Extracting data from a calendar with Python and Beautifulsoup (under Linux Ubuntu-like)

2

Friends,

I would like to get data in a calendar:

link

The first step would be to have the program choose time zone (-3: 00 Buenos Aires) and click Submit Time Zone.

After clicking on Submit Time Zone, select the city (Rio de Janeiro) and click Get Calendar.

Only after these steps will I have access to the calendar effectively to think about extracting the information.

I would like to take the event of the day:

For example, today is 22, so it would print:

22 Apr 2017: Ekādaśī, K, 06:09, Śatabhiṣā

+ ŚUDDHA EKĀDAŚĪ VRATA: FASTING FOR Varūthinī EKADASI

I thought about using Python and beautifulsoap but I accepted suggestions.

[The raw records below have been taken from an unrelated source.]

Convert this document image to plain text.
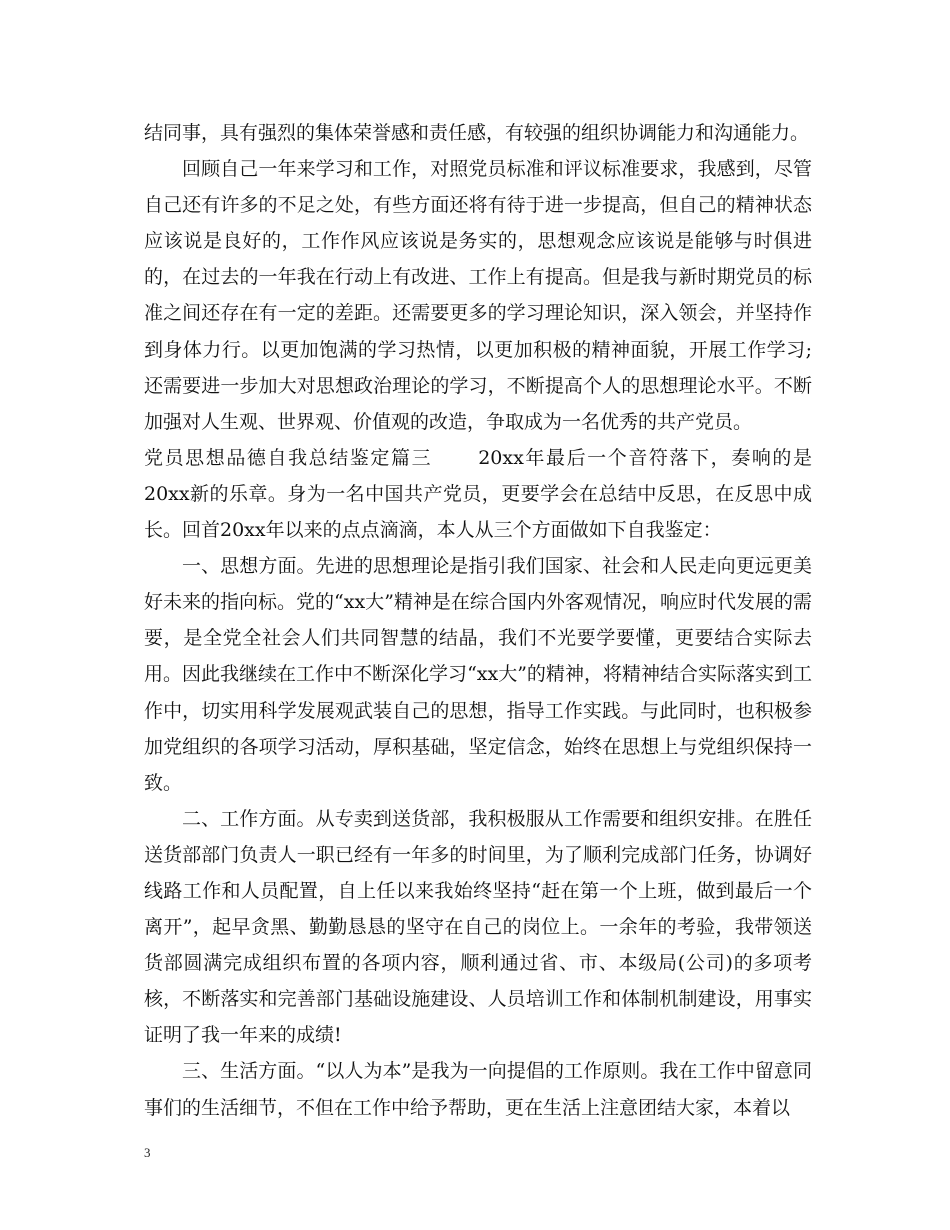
结同事，具有强烈的集体荣誉感和责任感，有较强的组织协调能力和沟通能力。

回顾自己一年来学习和工作，对照党员标准和评议标准要求，我感到，尽管自己还有许多的不足之处，有些方面还将有待于进一步提高，但自己的精神状态应该说是良好的，工作作风应该说是务实的，思想观念应该说是能够与时俱进的，在过去的一年我在行动上有改进、工作上有提高。但是我与新时期党员的标准之间还存在有一定的差距。还需要更多的学习理论知识，深入领会，并坚持作到身体力行。以更加饱满的学习热情，以更加积极的精神面貌，开展工作学习;还需要进一步加大对思想政治理论的学习，不断提高个人的思想理论水平。不断加强对人生观、世界观、价值观的改造，争取成为一名优秀的共产党员。

党员思想品德自我总结鉴定篇三 20xx年最后一个音符落下，奏响的是20xx新的乐章。身为一名中国共产党员，更要学会在总结中反思，在反思中成长。回首20xx年以来的点点滴滴，本人从三个方面做如下自我鉴定：

一、思想方面。先进的思想理论是指引我们国家、社会和人民走向更远更美好未来的指向标。党的“xx大”精神是在综合国内外客观情况，响应时代发展的需要，是全党全社会人们共同智慧的结晶，我们不光要学要懂，更要结合实际去用。因此我继续在工作中不断深化学习“xx大”的精神，将精神结合实际落实到工作中，切实用科学发展观武装自己的思想，指导工作实践。与此同时，也积极参加党组织的各项学习活动，厚积基础，坚定信念，始终在思想上与党组织保持一致。

二、工作方面。从专卖到送货部，我积极服从工作需要和组织安排。在胜任送货部部门负责人一职已经有一年多的时间里，为了顺利完成部门任务，协调好线路工作和人员配置，自上任以来我始终坚持“赶在第一个上班，做到最后一个离开”，起早贪黑、勤勤恳恳的坚守在自己的岗位上。一余年的考验，我带领送货部圆满完成组织布置的各项内容，顺利通过省、市、本级局(公司)的多项考核，不断落实和完善部门基础设施建设、人员培训工作和体制机制建设，用事实证明了我一年来的成绩!

三、生活方面。“以人为本”是我为一向提倡的工作原则。我在工作中留意同事们的生活细节，不但在工作中给予帮助，更在生活上注意团结大家，本着以

3
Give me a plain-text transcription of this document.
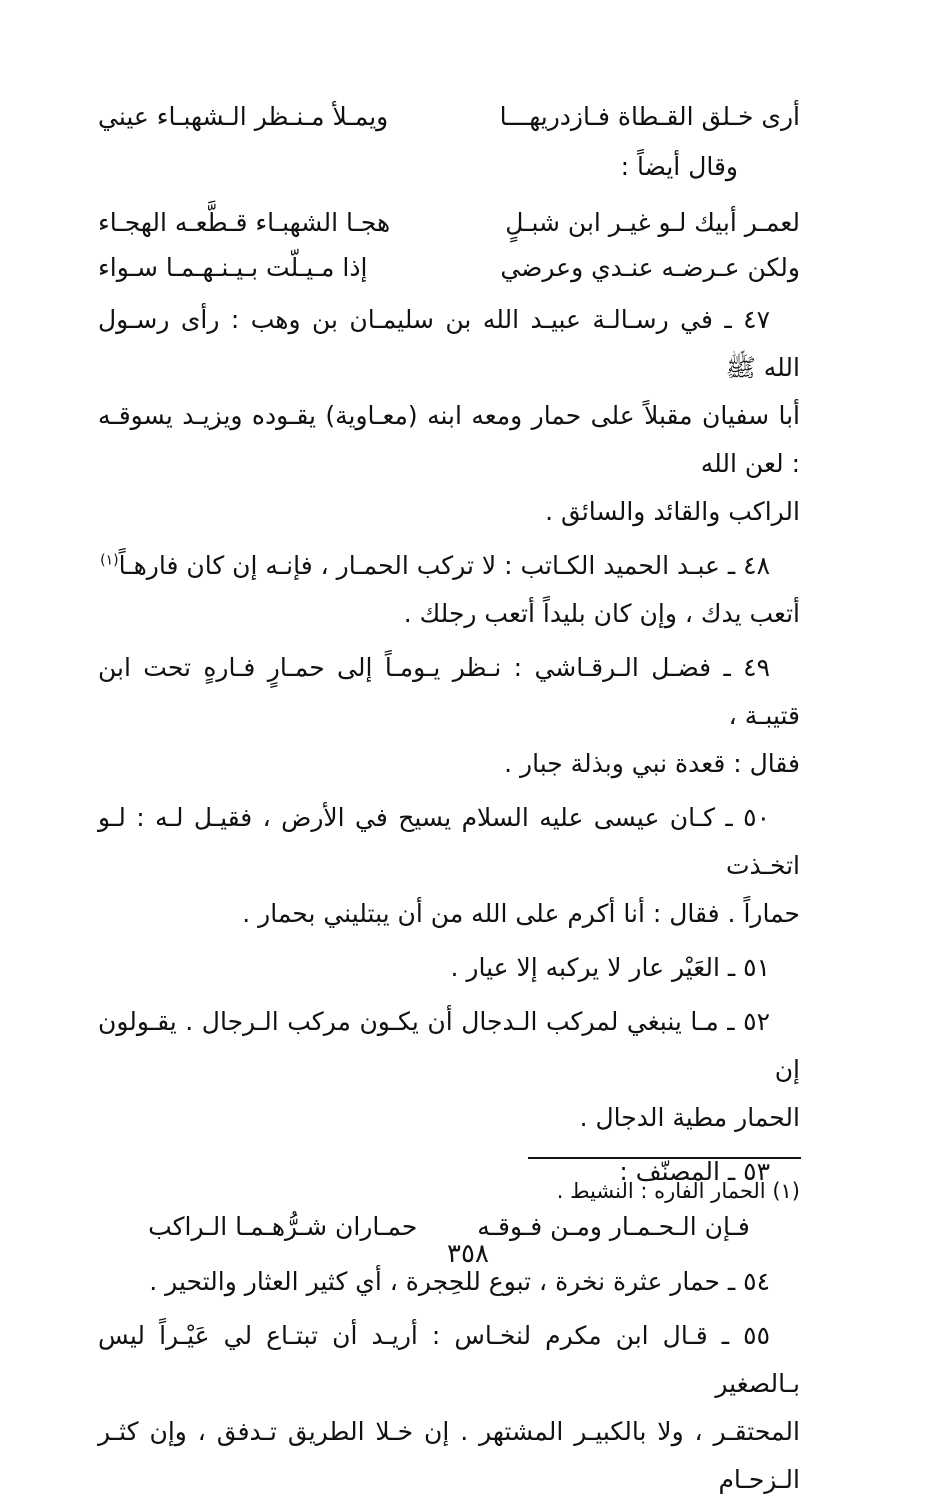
أرى خـلق القـطاة فـازدريهـــا
ويمـلأ مـنـظر الـشهبـاء عيني
وقال أيضاً :
لعمـر أبيك لـو غيـر ابن شبـلٍ
هجـا الشهبـاء قـطَّعـه الهجـاء
ولكن عـرضـه عنـدي وعرضي
إذا مـيـلّت بـيـنـهـمـا سـواء
٤٧ ـ في رسـالـة عبيـد الله بن سليمـان بن وهب : رأى رسـول الله ﷺ
أبا سفيان مقبلاً على حمار ومعه ابنه (معـاوية) يقـوده ويزيـد يسوقـه : لعن الله
الراكب والقائد والسائق .
٤٨ ـ عبـد الحميد الكـاتب : لا تركب الحمـار ، فإنـه إن كان فارهـاً$^{(١)}$
أتعب يدك ، وإن كان بليداً أتعب رجلك .
٤٩ ـ فضـل الـرقـاشي : نـظر يـومـاً إلى حمـارٍ فـارهٍ تحت ابن قتيبـة ،
فقال : قعدة نبي وبذلة جبار .
٥٠ ـ كـان عيسى عليه السلام يسيح في الأرض ، فقيـل لـه : لـو اتخـذت
حماراً . فقال : أنا أكرم على الله من أن يبتليني بحمار .
٥١ ـ العَيْر عار لا يركبه إلا عيار .
٥٢ ـ مـا ينبغي لمركب الـدجال أن يكـون مركب الـرجال . يقـولون إن
الحمار مطية الدجال .
٥٣ ـ المصنّف :
فـإن الـحـمـار ومـن فـوقـه
حمـاران شـرُّهـمـا الـراكب
٥٤ ـ حمار عثرة نخرة ، تبوع للحِجرة ، أي كثير العثار والتحير .
٥٥ ـ قـال ابن مكرم لنخـاس : أريـد أن تبتـاع لي عَيْـراً ليس بـالصغير
المحتقـر ، ولا بالكبيـر المشتهر . إن خـلا الطريق تـدفق ، وإن كثـر الـزحـام
(١) الحمار الفاره : النشيط .
٣٥٨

Question: How to make the program reach the calendar (after making the time zone and city selection automatically)?

I could not get out of:

from bs4 import BeautifulSoup
import requests

url = 'http://www.purebhakti.com/component/panjika'
header = {'user-agent': 'Mozilla/5.0 (Windows NT 10.0; Win64; x64) '
                        'AppleWebKit/537.36 (KHTML, like Gecko) '
                        'Chrome/51.0.2704.103 Safari/537.36'}



req = requests.get(url,headers= header)

html = req.text

soup = BeautifulSoup(html,'html.parser')
    
asked by anonymous 22.02.2017 / 12:27

1 answer

2

Try this:

import requests, time
from bs4 import BeautifulSoup as bs

url_post = 'http://www.purebhakti.com/component/panjika'
headers = {'User-Agent': 'Mozilla/5.0 (Windows NT 10.0; Win64; x64)'}
payload = {'action': 2, 'timezone': 23, 'location': 'Rio de Janeiro, Brazil        043W15 22S54     -3.00'}

req = requests.post(url_post, headers=headers, data=payload)
soup = bs(req.text, 'html.parser')
eles = soup.select('tr td')
dates = (' '.join(d.select('b')[0].text.strip().split()) for d in eles if d.has_attr('class'))
events = (' '.join(d.text.split()) for d in eles if not d.has_attr('class'))
calendar = dict(zip(dates, events))

data_hoje = time.strftime("%d %b %Y", time.gmtime())
calendar[data_hoje] = calendar.setdefault(data_hoje, 'nenhum evento para hoje')
print(calendar[data_hoje])

Output of the last print (today, Feb 22, 2017):

  

Ekādaśī, K, 05:46, Purvāṣāḍhā + ŚUDDHA EKĀDAŚĪ VRATA: FASTING FOR Vijaya EKADASI

We need to pay close attention to the HTML elements we want, in this case we want the <td> , if they have the class date is a date or the event (corresponding value)

In this case the keys of our dictionary will be the text that is inside <b> which in turn is inside a td that has the class attribute

    
22.02.2017 / 13:43